Additionally, this error manifested for us because we were within a service method that was marked with the annotation #Transaction(readonly = true). Since hibernate would attempt to clear the related element collection and insert it all over again, the transaction would fail when being flushed and things were breaking with this very difficult to trace message:
HHH000346: Error during managed flush [Batch update returned unexpected row count from update [0]; actual row count: 0; expected: 1]
Here is an example of our entity model that had the error
#Entity
public class Entity1 {
#ElementCollection #Default private Set<Entity2> relatedEntity2s = Sets.newHashSet();
}
public class Entity2 {
private UUID someUUID;
}
Changing it to this
#Entity
public class Entity1 {
#ElementCollection #Default private Set<Entity2> relatedEntity2s = Sets.newHashSet();
}
#EqualsAndHashCode
public class Entity2 {
#Column(nullable = false)
private UUID someUUID;
}
Fixed our issue. Good luck.
I had the same issue but wanted to map a list of enums: List<EnumType>.

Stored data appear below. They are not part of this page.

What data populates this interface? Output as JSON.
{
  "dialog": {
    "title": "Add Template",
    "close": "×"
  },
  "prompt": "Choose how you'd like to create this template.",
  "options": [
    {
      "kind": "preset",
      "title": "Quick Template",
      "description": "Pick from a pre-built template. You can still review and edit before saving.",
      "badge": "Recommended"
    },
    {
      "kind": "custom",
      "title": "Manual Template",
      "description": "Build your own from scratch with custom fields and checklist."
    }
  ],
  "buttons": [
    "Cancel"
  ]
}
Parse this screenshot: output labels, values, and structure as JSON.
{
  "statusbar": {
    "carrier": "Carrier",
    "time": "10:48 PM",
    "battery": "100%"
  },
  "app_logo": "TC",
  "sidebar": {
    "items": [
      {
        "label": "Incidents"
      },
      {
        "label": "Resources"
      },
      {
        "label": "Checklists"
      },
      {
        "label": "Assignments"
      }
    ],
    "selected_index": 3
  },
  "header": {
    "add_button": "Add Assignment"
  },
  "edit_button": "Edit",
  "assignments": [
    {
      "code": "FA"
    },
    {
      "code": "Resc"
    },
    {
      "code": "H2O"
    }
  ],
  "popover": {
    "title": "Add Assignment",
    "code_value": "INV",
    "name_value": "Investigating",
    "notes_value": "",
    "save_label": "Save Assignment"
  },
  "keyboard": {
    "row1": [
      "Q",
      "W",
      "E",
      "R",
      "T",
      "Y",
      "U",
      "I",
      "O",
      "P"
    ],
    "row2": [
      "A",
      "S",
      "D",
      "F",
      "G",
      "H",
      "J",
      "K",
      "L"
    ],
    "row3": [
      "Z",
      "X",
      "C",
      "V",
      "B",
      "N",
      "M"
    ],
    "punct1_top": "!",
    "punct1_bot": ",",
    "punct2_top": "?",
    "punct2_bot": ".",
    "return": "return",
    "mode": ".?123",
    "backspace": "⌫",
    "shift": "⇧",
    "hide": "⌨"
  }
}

I got it working like this:
#ElementCollection
#CollectionTable(
name = "enum_table",
joinColumns = #JoinColumn(name = "some_id")
)
#OrderColumn
#Enumerated(EnumType.STRING)
private List<EnumType> enumTypeList = new ArrayList<>();
public void setEnumList(List<EnumType> newEnumList) {
this.enumTypeList.clear();
this.enumTypeList.addAll(newEnumList);
}
The issue with me was that the List object was always replaced using the default setter and therefore hibernate treated it as a completely "new" object although the enums did not change.